Every year, the Pension Protection Fund (PPF) publishes its Purple Book that provides an excellent overview of the UK’s defined benefit pension schemes using data the PPF has collected over the year. Here are some highlights:

The number of active members in defined benefit schemes continues to fall
Excluding the public sector, there are now only 1.3 million people contributing to defined benefit schemes, compared to 3.6 million in 2006.

The proportion of these schemes open to new members has declined every year since the PPF started recording data in 2006, due to the cost and risk to employers of supporting these arrangements, and with only 12 per cent of schemes now accepting new members, this decline looks set to continue into 2018 and beyond.

Funding levels are improving
Funding levels improved by around four per cent over the year to 31 March 2017 on top of an improvement of around two per cent in the previous year, partly due to strong returns from investment markets.

However, funding levels remain six per cent below the recent high point in 2014 and the future for scheme funding remains uncertain in 2018 as financial markets await a Brexit deal.

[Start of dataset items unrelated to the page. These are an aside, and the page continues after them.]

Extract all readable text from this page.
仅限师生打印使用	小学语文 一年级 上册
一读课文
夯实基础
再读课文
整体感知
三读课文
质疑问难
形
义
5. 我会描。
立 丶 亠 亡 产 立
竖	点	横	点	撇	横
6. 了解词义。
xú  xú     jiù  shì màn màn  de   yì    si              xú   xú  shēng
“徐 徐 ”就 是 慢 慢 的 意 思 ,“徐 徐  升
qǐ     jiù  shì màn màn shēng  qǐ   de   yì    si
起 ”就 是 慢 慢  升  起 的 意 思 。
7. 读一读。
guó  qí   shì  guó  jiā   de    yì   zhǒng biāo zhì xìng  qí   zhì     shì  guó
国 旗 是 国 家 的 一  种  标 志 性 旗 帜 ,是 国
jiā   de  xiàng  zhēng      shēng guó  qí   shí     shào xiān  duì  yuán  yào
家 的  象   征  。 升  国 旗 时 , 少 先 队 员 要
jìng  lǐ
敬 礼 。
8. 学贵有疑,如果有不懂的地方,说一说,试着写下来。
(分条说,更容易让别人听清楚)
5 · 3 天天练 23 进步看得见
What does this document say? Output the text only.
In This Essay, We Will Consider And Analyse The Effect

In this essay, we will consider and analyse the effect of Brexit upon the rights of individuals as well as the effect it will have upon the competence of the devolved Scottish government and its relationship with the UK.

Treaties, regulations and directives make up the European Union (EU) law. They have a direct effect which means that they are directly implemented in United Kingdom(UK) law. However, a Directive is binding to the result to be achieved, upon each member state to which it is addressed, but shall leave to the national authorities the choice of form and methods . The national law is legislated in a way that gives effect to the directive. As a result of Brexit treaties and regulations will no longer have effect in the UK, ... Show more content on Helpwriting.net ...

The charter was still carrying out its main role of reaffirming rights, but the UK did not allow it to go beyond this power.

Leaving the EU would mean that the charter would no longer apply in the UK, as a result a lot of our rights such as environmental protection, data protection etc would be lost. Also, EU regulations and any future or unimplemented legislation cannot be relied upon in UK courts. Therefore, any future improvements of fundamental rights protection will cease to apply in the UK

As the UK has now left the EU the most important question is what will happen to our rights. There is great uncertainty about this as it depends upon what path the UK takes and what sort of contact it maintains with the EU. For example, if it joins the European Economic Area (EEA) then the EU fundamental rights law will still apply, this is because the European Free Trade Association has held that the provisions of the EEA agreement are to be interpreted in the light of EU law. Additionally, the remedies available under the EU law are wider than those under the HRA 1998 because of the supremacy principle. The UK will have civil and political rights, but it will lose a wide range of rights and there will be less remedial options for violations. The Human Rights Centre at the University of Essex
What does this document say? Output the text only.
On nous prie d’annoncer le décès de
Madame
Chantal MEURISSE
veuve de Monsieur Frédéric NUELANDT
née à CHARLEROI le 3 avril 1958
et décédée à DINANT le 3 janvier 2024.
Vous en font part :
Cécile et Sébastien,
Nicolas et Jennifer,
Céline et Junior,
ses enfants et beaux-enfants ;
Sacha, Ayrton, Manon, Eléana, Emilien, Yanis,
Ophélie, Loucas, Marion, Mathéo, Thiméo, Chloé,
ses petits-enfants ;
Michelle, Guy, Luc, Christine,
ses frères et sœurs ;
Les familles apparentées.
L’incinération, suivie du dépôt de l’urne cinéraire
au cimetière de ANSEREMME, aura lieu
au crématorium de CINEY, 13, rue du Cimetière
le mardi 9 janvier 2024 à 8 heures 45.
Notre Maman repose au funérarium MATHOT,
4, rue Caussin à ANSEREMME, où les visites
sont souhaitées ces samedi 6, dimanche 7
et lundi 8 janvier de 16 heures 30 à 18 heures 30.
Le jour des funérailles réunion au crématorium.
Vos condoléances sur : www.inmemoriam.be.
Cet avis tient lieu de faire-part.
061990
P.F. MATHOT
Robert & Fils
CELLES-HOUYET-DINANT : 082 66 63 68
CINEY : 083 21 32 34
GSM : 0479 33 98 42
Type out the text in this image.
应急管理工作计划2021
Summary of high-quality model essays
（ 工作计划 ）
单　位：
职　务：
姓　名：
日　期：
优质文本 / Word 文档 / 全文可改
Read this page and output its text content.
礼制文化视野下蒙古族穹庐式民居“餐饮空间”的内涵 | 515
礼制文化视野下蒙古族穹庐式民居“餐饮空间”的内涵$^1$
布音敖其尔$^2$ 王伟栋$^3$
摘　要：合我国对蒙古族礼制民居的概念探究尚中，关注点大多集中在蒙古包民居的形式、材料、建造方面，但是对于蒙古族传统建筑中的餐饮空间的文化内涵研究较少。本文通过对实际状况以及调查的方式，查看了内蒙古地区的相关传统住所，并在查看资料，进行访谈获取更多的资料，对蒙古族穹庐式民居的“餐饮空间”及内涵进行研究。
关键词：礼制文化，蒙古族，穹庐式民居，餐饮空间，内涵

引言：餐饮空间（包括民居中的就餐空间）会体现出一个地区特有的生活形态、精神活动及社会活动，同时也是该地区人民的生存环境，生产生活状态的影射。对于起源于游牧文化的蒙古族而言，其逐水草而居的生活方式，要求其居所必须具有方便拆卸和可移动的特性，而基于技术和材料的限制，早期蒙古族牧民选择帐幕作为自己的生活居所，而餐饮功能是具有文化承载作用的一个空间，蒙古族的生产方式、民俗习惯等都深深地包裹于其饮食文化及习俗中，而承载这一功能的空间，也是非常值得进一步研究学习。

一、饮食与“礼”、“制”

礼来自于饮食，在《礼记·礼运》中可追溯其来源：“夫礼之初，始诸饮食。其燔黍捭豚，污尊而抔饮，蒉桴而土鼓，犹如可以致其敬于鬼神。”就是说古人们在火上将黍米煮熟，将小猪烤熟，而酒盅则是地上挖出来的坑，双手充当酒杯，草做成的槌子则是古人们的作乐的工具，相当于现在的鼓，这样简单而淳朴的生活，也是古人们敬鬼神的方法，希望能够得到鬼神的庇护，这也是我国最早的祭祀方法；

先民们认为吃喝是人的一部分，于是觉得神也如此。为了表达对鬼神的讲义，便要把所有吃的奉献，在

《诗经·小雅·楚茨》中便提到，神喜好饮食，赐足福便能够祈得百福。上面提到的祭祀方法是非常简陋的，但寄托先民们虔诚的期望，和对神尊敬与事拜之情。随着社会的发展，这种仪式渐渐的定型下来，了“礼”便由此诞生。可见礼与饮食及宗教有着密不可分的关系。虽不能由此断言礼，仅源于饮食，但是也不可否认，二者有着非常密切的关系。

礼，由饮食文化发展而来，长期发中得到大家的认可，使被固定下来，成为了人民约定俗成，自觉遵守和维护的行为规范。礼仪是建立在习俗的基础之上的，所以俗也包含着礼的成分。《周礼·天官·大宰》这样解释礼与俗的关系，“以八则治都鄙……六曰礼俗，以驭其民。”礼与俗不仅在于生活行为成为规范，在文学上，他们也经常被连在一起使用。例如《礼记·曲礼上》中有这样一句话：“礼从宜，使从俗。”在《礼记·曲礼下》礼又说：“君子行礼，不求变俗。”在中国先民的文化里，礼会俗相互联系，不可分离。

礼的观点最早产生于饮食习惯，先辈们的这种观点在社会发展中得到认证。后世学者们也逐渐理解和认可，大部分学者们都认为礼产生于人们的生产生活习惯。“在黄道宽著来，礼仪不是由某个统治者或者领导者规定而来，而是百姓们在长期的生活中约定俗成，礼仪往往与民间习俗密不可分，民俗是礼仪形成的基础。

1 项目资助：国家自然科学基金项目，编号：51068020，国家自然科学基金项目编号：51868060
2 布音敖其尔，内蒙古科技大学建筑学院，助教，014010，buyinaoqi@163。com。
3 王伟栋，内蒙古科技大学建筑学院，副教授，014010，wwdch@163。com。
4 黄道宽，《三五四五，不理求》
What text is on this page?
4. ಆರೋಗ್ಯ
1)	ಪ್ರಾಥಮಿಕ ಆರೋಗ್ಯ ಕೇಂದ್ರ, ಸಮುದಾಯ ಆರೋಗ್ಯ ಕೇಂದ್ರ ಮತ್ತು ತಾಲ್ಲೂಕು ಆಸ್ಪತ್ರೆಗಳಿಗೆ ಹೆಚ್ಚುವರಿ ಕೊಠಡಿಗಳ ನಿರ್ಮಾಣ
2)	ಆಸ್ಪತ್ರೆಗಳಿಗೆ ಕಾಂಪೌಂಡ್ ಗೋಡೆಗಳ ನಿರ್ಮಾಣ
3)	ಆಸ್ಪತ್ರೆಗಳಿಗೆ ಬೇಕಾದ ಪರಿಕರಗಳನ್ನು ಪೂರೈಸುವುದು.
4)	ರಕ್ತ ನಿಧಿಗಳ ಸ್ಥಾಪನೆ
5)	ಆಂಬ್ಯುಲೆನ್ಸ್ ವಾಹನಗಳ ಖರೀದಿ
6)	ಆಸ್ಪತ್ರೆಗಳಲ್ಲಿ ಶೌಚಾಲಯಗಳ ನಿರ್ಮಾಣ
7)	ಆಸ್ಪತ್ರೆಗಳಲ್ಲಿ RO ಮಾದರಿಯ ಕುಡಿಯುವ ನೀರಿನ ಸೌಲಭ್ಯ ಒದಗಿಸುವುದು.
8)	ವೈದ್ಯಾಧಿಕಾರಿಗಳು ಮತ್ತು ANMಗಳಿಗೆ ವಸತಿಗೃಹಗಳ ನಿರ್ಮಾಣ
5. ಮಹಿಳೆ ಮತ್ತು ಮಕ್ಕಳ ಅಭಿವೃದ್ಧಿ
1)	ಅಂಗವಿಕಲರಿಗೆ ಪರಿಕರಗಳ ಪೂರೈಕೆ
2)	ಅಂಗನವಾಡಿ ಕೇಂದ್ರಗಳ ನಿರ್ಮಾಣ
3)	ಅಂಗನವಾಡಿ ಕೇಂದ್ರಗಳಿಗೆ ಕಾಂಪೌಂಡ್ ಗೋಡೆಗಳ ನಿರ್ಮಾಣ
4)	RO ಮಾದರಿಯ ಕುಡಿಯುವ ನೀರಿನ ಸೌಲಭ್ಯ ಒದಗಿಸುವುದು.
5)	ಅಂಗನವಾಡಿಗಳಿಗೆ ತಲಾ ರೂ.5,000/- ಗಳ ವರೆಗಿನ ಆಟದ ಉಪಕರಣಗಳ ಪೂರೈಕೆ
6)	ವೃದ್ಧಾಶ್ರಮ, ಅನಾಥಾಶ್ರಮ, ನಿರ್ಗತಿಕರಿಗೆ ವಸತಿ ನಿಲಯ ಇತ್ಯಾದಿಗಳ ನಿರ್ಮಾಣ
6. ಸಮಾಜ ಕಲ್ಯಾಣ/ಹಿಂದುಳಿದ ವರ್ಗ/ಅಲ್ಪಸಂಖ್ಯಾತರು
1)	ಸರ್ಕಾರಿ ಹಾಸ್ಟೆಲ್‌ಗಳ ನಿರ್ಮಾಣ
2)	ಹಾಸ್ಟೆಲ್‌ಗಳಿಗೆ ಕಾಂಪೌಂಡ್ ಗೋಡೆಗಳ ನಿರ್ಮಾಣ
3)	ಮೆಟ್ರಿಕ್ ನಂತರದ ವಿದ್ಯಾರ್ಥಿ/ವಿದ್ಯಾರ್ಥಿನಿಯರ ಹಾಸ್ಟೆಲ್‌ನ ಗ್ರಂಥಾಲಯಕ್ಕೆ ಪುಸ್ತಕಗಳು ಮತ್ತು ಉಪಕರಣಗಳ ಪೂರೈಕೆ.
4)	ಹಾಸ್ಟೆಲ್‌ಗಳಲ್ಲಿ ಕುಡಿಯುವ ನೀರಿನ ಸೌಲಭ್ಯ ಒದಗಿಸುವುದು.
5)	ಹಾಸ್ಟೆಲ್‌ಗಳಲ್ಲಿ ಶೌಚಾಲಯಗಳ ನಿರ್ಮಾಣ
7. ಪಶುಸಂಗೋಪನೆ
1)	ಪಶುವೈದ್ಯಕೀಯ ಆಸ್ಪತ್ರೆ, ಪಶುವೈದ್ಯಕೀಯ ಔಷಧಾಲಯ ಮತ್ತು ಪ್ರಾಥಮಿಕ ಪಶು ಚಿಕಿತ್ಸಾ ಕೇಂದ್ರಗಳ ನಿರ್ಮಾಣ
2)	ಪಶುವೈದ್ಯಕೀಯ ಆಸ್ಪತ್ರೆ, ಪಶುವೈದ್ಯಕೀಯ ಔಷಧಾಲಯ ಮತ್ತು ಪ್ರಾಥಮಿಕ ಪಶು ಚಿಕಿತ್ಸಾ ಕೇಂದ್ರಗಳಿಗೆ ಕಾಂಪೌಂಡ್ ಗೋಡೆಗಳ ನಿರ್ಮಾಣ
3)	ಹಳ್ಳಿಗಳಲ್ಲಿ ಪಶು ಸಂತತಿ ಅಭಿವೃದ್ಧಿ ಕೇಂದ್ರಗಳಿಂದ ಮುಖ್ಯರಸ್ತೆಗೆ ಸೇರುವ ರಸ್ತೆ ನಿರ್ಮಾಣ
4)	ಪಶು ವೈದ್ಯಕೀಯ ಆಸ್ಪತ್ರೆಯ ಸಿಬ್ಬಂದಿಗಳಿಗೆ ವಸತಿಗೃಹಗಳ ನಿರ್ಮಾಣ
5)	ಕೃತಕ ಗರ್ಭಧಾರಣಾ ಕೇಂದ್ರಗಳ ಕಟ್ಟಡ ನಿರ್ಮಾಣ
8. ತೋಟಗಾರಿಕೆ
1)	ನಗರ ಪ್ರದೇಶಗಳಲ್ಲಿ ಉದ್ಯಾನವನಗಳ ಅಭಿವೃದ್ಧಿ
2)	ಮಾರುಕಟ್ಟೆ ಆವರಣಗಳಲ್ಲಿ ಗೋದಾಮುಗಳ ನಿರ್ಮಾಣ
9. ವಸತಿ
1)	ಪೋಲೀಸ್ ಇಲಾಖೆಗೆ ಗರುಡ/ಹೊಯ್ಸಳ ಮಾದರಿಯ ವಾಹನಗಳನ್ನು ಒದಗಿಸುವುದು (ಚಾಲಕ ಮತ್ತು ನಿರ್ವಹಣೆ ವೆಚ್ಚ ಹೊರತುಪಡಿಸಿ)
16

Recovery plans are getting shorter - or are they?
Even though funding levels have improved, most defined benefit schemes are still underfunded and have deficits.

To eliminate these deficits, the scheme’s sponsoring employer pays extra contributions to the scheme.

This is known as a recovery plan. The average recovery plan agreed during the last year was 7.5 years long, compared to eight  years in 2016 and 8.5 years in 2015.

These shorter recovery-plan lengths reflect the improvements in scheme funding and suggest that employers are using these improvements to clear deficits more quickly rather than simply to pay less.

However, schemes completing a valuation recently would have had their last valuation three years ago. Recovery plans at that time averaged 8.5 years, so all things being equal they should now have just 5.5 years left to run.

Given all that has happened in 2017 it will be interesting to see what is in store for UK pensions in 2018.